In this case, a sufficient basis for the compensation judge's decision is evident in the compensation judge’s findings and order, read as a whole. The findings explicitly state that she accepted the opinion of Dr. Simonet and found that “. . . the second surgical procedure was done to treat congenital and developmental central stenosis . . . [but] the work injury on June 29, 2004 did not cause, aggravate or accelerate the central bony stenosis at the C4, C5, C6 and C7 levels of the employee’s cervical spine.” While it appears that the compensation judge also based her decision in part on the view that the second surgery was performed more to prevent future problems than treat current symptoms, we need not consider whether the judge correctly apprehended or applied this factor, as her underlying finding of a lack of causal connection between the work injury and the condition being treated required denial of the employee’s claims arising from the second surgery.

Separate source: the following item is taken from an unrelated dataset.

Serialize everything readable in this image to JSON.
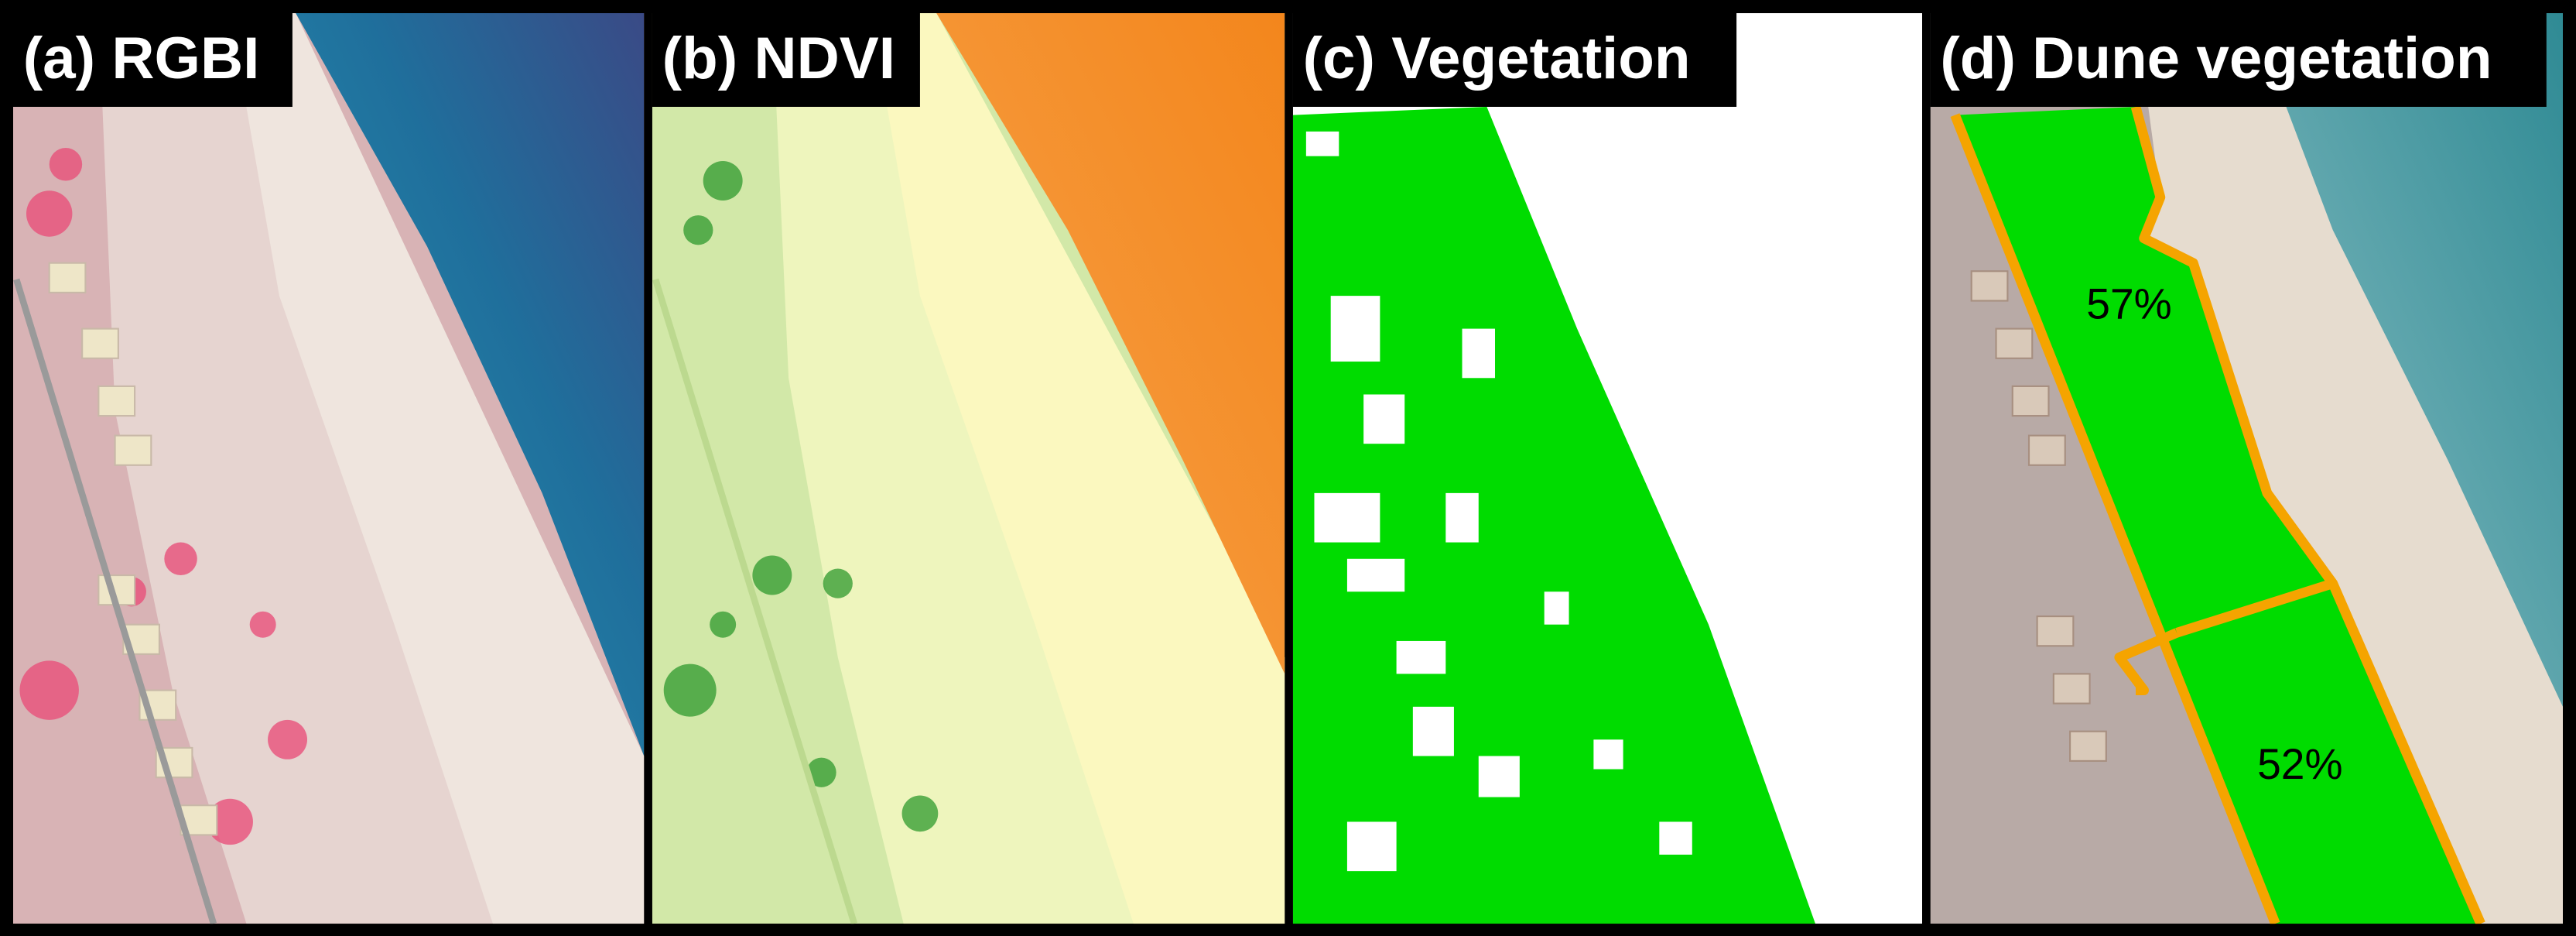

The compensation judge’s findings were supported by her choice of well-founded medical opinion, as well as by her reasonable interpretation of the opinions of the treating physician and by the employee’s testimony and medical records. The judge’s choice between conflicting medical experts will not be reversed by this court so long as there is sufficient foundation for the expert’s opinion. Nord v. City of Cook, 360 N.W.2d 337, 342, 37 W.C.D. 364, 371 (Minn. 1985). We conclude that the compensation judge’s determination in this case is supported by substantial evidence, and that the result is not clearly erroneous. We therefore affirm.